Earlier this month, the Supreme Court agreed to hear the case of Shelby County v. Holder, a challenge by an Alabama county to Section 5 of the Voting Rights Act. Under Section 5, states and counties with a history of discriminatory voting practices are not permitted to change the rules for elections without first persuading the Justice Department (or a court) that their new policies will improve, or at least not harm, minority representation.
The court agreed to hear Shelby County’s challenge just three days after the re-election of President Obama. Many commentators believe the timing is no coincidence. The five conservative justices have already expressed skepticism about laws that give advantages or special consideration to minorities.

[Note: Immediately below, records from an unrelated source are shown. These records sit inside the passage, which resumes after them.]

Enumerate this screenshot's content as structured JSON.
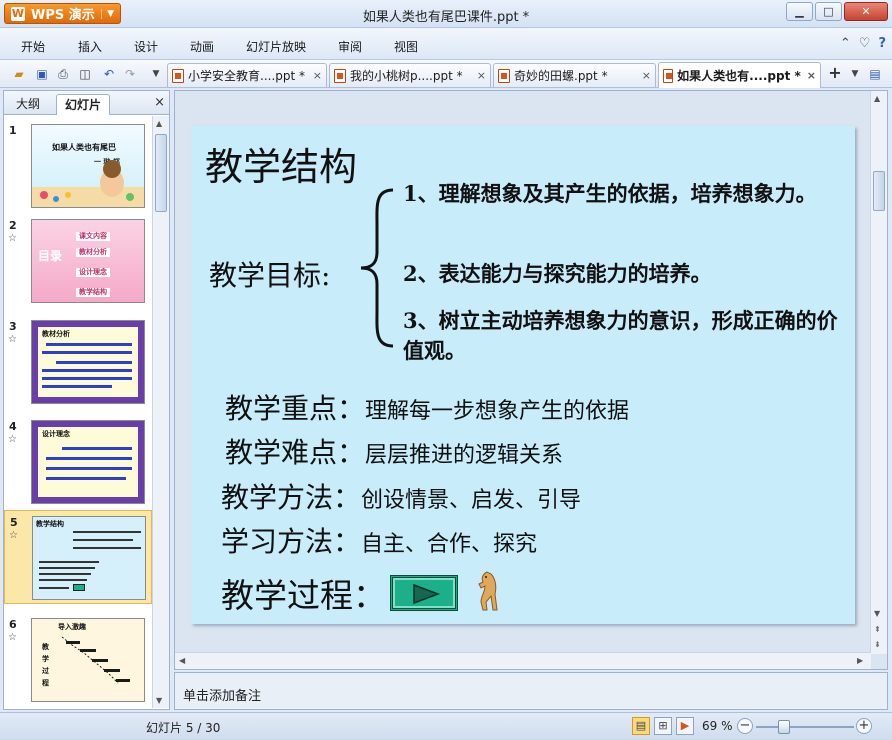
{
  "app": {
    "button_label": "WPS 演示",
    "logo_glyph": "W",
    "window_title": "如果人类也有尾巴课件.ppt *"
  },
  "window_controls": {
    "minimize": "▁",
    "maximize": "□",
    "close": "✕"
  },
  "menu": {
    "items": [
      "开始",
      "插入",
      "设计",
      "动画",
      "幻灯片放映",
      "审阅",
      "视图"
    ],
    "right_icons": [
      "⌃",
      "♡",
      "?"
    ]
  },
  "doc_tabs": [
    {
      "label": "小学安全教育....ppt *",
      "active": false
    },
    {
      "label": "我的小桃树p....ppt *",
      "active": false
    },
    {
      "label": "奇妙的田螺.ppt *",
      "active": false
    },
    {
      "label": "如果人类也有....ppt *",
      "active": true
    }
  ],
  "tab_close_glyph": "×",
  "new_tab_glyph": "+",
  "left_panel": {
    "tabs": [
      "大纲",
      "幻灯片"
    ],
    "close_glyph": "×",
    "star_glyph": "☆",
    "thumbs": [
      {
        "num": "1",
        "title": "如果人类也有尾巴",
        "sub": "一 琳 郑",
        "bg": "#e2f5fb"
      },
      {
        "num": "2",
        "title": "目录",
        "items": [
          "课文内容",
          "教材分析",
          "设计理念",
          "教学结构"
        ],
        "bg": "#f7b9d2"
      },
      {
        "num": "3",
        "title": "教材分析",
        "bg": "#6a3ea8"
      },
      {
        "num": "4",
        "title": "设计理念",
        "bg": "#6a3ea8"
      },
      {
        "num": "5",
        "title": "教学结构",
        "bg": "#d6f0fb",
        "selected": true
      },
      {
        "num": "6",
        "title": "导入激趣",
        "lines": [
          "教",
          "学",
          "过",
          "程"
        ],
        "bg": "#fff6e0"
      }
    ]
  },
  "slide": {
    "title": "教学结构",
    "goal_label": "教学目标:",
    "goals": [
      "1、理解想象及其产生的依据，培养想象力。",
      "2、表达能力与探究能力的培养。",
      "3、树立主动培养想象力的意识，形成正确的价值观。"
    ],
    "lines": [
      {
        "label": "教学重点：",
        "value": "理解每一步想象产生的依据"
      },
      {
        "label": "教学难点：",
        "value": "层层推进的逻辑关系"
      },
      {
        "label": "教学方法：",
        "value": "创设情景、启发、引导"
      },
      {
        "label": "学习方法：",
        "value": "自主、合作、探究"
      }
    ],
    "process_label": "教学过程：",
    "bg_color": "#c9ecfb"
  },
  "notes": {
    "placeholder": "单击添加备注"
  },
  "status": {
    "slide_count": "幻灯片 5 / 30",
    "zoom": "69 %",
    "zoom_fraction": 0.29,
    "zoom_minus": "−",
    "zoom_plus": "+"
  }
}
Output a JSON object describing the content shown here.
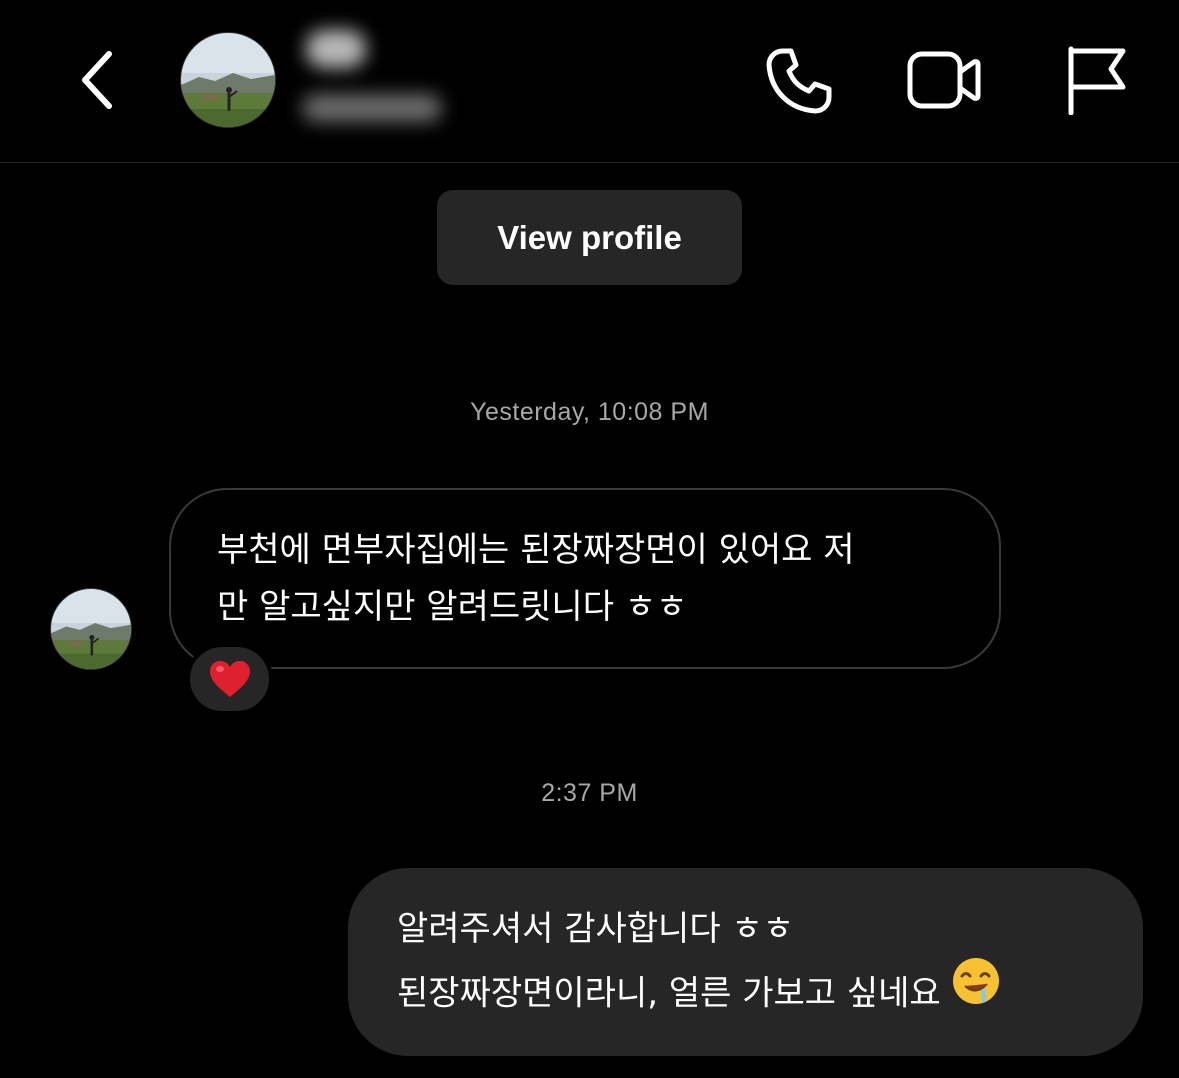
{
  "header": {
    "contact_name": "",
    "contact_handle": "",
    "icons": [
      "back-arrow-icon",
      "phone-icon",
      "video-icon",
      "flag-icon"
    ]
  },
  "view_profile_label": "View profile",
  "thread": [
    {
      "timestamp": "Yesterday, 10:08 PM",
      "direction": "received",
      "text_line1": "부천에 면부자집에는 된장짜장면이 있어요 저",
      "text_line2": "만 알고싶지만 알려드릿니다 ㅎㅎ",
      "reaction": "heart"
    },
    {
      "timestamp": "2:37 PM",
      "direction": "sent",
      "text_line1": "알려주셔서 감사합니다 ㅎㅎ",
      "text_line2": "된장짜장면이라니, 얼른 가보고 싶네요",
      "emoji": "drooling-face"
    }
  ],
  "colors": {
    "background": "#000000",
    "bubble_sent": "#262626",
    "bubble_received_border": "#3a3a3a",
    "timestamp": "#a8a8a8",
    "heart": "#e0202e"
  }
}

Having just seen an African-American re-elected as president, they might think the moment is right to strike down a law that is based on the assumption that the South, where Section 5 mostly applies, still discriminates against minority voters more than the rest of the country.
Liberals, among them Slate’s Emily Bazelon, are wringing their hands. They point out, correctly, that President Obama’s re-election does not prove that racism has disappeared, or that Southern states no longer try to disenfranchise minority voters. Don’t widespread state efforts to enforce new photo ID laws prove just the opposite? But these concerns are overstated. A judgment that Section 5 is unconstitutional would have ambiguous, and probably minor, effects on minority representation and electoral outcomes.